Maxfield on Banks has a good piece on innovation in banking noting that, from a business perspective, it mostly doesn't work. One possibility is that banking, as a regulated and levered business, is one where the excess returns come from long periods of not-making-mistakes rather than from taking specific actions. Another possibility is that there are two kinds of banking innovations: the ones that fail completely (like the "Day & Night Bank"), and the ones that work altogether too well, and cause the banks responsible for them to grow their balance sheets faster than they can handle and eventually blow up.


The metrics fraud story at IRL continues to evolve. The latest:

Per SoftBank’s claims, IRL was spending tens of thousands of dollars on proxy services to fraudulently inflate IRL’s user data with bots. SoftBank also accused IRL of paying hundreds of thousands of dollars per month to a secret firm operated by IRL’s head of Growth to cover up this scheme. “Because IRL did not have any profitable revenue stream, its value to an outside investor like SoftBank depended on its active user metrics as a source of potential future income[.]”

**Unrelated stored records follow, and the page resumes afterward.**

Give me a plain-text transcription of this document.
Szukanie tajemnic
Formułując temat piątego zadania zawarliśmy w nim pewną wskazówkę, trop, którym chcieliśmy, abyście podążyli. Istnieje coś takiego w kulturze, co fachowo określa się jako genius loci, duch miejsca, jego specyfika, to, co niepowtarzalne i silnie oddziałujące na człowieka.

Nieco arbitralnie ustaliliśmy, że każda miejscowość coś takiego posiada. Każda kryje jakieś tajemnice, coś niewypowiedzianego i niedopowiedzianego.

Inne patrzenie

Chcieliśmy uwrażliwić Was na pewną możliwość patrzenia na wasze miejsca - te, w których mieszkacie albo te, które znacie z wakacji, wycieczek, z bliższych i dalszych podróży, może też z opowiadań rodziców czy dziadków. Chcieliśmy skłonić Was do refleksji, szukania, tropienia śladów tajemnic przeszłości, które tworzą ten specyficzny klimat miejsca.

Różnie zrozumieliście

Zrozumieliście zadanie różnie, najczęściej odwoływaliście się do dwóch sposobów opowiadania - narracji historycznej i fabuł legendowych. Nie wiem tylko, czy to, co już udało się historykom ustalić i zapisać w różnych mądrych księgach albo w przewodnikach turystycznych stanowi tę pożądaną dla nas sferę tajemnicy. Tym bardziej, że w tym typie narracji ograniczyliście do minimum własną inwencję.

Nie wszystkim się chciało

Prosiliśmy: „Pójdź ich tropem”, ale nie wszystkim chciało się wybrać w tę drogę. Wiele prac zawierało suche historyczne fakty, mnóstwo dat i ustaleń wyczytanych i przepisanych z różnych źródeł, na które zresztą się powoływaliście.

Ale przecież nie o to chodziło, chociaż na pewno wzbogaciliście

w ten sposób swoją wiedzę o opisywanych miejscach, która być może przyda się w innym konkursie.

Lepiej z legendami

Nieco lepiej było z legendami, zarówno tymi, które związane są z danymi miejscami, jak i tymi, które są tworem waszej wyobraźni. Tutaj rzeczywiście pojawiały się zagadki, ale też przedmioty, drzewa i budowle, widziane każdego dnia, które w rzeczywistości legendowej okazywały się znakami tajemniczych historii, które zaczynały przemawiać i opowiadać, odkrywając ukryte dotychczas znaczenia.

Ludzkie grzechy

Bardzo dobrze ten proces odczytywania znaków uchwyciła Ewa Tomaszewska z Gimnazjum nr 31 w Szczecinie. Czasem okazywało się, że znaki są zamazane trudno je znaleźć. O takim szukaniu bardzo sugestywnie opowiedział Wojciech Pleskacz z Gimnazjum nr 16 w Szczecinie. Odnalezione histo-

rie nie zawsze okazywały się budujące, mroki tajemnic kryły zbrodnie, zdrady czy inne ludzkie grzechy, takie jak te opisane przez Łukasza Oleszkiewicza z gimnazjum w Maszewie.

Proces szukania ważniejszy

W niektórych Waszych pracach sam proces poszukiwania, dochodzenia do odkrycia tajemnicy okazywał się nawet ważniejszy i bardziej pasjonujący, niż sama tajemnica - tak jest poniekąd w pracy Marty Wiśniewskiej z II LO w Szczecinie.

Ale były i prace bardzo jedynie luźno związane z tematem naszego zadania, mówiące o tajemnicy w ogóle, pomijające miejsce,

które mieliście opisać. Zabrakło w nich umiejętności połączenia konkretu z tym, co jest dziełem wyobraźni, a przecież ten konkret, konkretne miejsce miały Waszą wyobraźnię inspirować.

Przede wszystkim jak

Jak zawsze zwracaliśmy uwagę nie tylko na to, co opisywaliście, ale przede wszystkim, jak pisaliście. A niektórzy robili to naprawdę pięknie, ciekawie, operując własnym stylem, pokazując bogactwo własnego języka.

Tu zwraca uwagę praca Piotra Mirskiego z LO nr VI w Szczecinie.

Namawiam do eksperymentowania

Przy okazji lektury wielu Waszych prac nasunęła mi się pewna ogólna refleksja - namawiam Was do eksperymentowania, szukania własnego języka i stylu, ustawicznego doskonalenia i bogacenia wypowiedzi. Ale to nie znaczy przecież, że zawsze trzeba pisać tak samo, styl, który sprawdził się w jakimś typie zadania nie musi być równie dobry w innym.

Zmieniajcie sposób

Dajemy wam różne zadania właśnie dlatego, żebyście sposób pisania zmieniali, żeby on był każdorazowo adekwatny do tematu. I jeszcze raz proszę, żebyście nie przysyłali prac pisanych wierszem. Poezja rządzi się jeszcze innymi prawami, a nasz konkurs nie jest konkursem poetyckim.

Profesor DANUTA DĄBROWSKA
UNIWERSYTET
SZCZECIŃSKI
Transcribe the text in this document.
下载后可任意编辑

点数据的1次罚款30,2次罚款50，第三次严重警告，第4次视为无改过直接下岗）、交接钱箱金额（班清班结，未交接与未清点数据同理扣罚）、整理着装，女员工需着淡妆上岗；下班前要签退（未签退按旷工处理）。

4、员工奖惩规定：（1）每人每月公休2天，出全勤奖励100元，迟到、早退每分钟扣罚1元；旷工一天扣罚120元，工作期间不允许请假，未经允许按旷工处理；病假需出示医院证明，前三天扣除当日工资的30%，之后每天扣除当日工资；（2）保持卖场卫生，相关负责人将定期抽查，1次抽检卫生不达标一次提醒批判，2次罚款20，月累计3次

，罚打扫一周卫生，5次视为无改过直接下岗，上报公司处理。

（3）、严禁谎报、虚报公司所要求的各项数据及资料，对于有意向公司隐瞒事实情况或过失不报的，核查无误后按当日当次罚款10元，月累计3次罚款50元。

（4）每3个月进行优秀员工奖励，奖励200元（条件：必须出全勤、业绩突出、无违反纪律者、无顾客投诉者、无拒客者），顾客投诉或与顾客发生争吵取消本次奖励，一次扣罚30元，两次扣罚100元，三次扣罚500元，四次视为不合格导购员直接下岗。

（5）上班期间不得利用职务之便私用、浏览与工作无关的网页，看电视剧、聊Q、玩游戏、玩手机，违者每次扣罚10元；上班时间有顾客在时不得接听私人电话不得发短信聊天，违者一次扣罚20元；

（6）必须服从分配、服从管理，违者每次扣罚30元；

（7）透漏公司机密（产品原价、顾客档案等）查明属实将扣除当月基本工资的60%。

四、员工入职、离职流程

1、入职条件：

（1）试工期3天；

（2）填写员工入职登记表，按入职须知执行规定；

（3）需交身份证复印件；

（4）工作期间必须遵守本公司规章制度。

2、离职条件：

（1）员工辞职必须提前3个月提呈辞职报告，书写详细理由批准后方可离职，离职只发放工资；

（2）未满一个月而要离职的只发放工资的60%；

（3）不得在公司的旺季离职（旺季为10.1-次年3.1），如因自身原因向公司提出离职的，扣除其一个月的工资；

There's a longer tradition of auditing GAAP accounting than company-specific KPIs, and there is sometimes variance in how companies define some of the metrics they report. There are, presumably, some acquisitive companies that are very good at auditing app usage and web traffic claims to look for suspicious partners, either in the adtech space or among serial acquirers like System1 and Red Ventures. But for other acquirers (like JPMorgan) or investors (like Softbank), there isn't a standard set of best practices for auditing user numbers, and without revenue to tie them to reality, it's hard to tell the difference between a hit and a scam.

Open-Ended Liabilities

New features for software products fit into a 2x2 matrix, with one axis representing how useful the feature is and another representing how cool it sounds. In the "Useful/uncool" quadrant would be endless tweaks to recommendation and spam-detection algorithms, all of which slowly nudge the product towards being just a bit more addictive. And in the other corner would be features like Elon Musk promising to pay the legal bills of people fired for tweets. If this is taken literally, it's a cheap reputational put option: there's always an opportunity to say attention-getting things, which usually just pays off with attention but which sometimes results in having your name trend on Twitter and your life ruined. If Musk is serious about the feature, the tradeoff is that it does mitigate a bug in speech norms (i.e. norms about public shaming developed in small communities, but the Internet is a small town with a population in the billions) at the cost of promoting much more hostility on the platform. Which may be a good tradeoff, in financial terms or for its social impact. But there's an even better tradeoff: announce it and then don't do it! That creates more (monetizable) attention, without shifting the opinions of Elon's fans or critics all that much.

Meme Stock Relapse

Meme stocks are back ($, WSJ): trucking company Yellow ceased operations and announced intentions to declare bankruptcy, sending the stock up over 300% in a week (it's down 37% premarket this morning). Other struggling companies like Tupperware and Rite Aid are also temporary retail investor darlings. One of the lessons of the meme stock moment in 2021 was that it usually turns out poorly for the typical participant; even if the short sellers lose, the company will try to dump shares if it can, and will mean-revert over time even if it doesn't. But the other lesson is that a handful of participants will get very rich indeed, and may even get a movie made about them. Academic finance often describes the poor risk-adjusted returns of the riskiest assets as a "lottery ticket" phenomenon. Usually the "lottery ticket" is that a bond fund manager might prefer a small shot at 50 basis points of outperformance even if the likely result is 10 basis points of underperformance. But now that there's a coordinating mechanism for retail investors to get collectively very bullish on assets anyone can access, the lottery dynamic is much more literal.